A medida que el avance tecno-científico es mayor, mayor se hace también paradójicamente la dificultad de aceptar la incertidumbre en Medicina. Concebida como ciencia de causas y efectos, parece inconcebible que tantas veces fracase. Pero el problema reside precisamente ahí, en que no hay relaciones causales claras. Incluso cuando se suponen, no siempre se evidencian. Un paciente con un cuadro infeccioso bacteriano responde a los antibióticos; antes de instaurar el tratamiento se le han tomado muestras de sangre y de exudados de órganos afectados para sembrar cultivos microbianos, pero el germen patógeno no crece; la causa, que está ahí, no se ve. Un infarto, un ictus, enfermedades degenerativas… ¿Por qué? Sí. Hay una etiopatogenia o, más bien, una patogenia a secas. No hay propiamente causas sino factores de riesgo; el elemento causal individual no es reconocible, por más que se muestre en grandes grupos estadísticos. Fumar y beber es malo, pero no lo parece si sólo nos fijamos en Churchill. Correr es bueno, pero sabemos que hay quien, al hacerlo, se mata por evitar morirse.

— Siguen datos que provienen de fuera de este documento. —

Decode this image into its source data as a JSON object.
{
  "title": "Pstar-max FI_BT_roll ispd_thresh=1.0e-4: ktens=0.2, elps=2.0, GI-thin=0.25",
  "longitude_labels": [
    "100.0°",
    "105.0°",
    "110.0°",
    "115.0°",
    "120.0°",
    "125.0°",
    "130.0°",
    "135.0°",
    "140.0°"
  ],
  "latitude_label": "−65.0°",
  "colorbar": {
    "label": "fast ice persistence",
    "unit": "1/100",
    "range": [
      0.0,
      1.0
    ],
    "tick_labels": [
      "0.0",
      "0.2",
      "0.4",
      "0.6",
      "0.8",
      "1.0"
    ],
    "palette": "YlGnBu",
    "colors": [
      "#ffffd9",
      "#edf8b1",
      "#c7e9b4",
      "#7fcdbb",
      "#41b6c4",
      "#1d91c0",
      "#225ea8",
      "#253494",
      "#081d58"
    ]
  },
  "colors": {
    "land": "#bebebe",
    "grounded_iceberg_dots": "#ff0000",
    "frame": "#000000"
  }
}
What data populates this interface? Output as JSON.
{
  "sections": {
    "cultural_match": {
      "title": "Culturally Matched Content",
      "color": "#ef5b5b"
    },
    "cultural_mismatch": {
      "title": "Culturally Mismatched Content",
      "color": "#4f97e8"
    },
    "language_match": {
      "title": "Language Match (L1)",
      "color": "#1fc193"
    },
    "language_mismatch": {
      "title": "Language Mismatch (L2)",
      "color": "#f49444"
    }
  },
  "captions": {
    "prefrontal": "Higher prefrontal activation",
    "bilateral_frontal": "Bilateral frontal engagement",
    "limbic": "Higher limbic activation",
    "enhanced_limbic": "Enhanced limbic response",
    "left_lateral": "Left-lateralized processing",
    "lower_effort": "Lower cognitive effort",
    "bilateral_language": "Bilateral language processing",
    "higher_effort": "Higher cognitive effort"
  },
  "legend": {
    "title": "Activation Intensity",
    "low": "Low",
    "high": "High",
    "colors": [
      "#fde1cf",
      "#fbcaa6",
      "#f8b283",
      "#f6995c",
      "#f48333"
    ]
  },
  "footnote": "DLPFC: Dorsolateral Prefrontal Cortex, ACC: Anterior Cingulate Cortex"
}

Cualquier causa clara no lo es tanto si hacemos como los niños y entramos en una secuencia inacabable de preguntas sobre lo que la antecede, sobre lo que causa a la causa. Esa ignorancia facilita que nos movamos siempre en el terreno probabilístico a la hora del encuentro clínico, un encuentro siempre singular, de caso por caso. Y, si lo que perturba al organismo es su mente, la ignorancia se hace mucho mayor. 

En la Medicina actual, tan científica, tan algorítmica, tan moderna que uno se puede hacer secuenciar su genoma por un precio cada día más bajo, reinan los factores de riesgo, el enfoque probabilístico, la incertidumbre a fin de cuentas.
El viejo paternalismo médico, que debe ceder y cede con frecuencia a la autonomía del paciente, ha ido de la mano lamentablemente en muchos casos de la negación de la relación transferencial, esa que supone la autoridad médica en el buen sentido y el respeto a la necesidad real del paciente, caso por caso. Por el contrario, se fortalece cada día más el carácter defensivo de una medicina de protocolos y consentimientos informados, que muy poco informan en realidad.

La relación transferencial requiere una sabia combinación de distancia que objetive, y de acogida compasiva, de un pathos compartido. Supone la carga de aceptar y llevar lo mejor que se pueda lo que pertenece al médico, la incertidumbre.

Somos afortunados los que hemos encontrado, cuando lo precisábamos como pacientes, a médicos así, a los que pueden soportar el no saber que caracteriza a la Medicina, sin trasladar el enfermo una angustia añadida.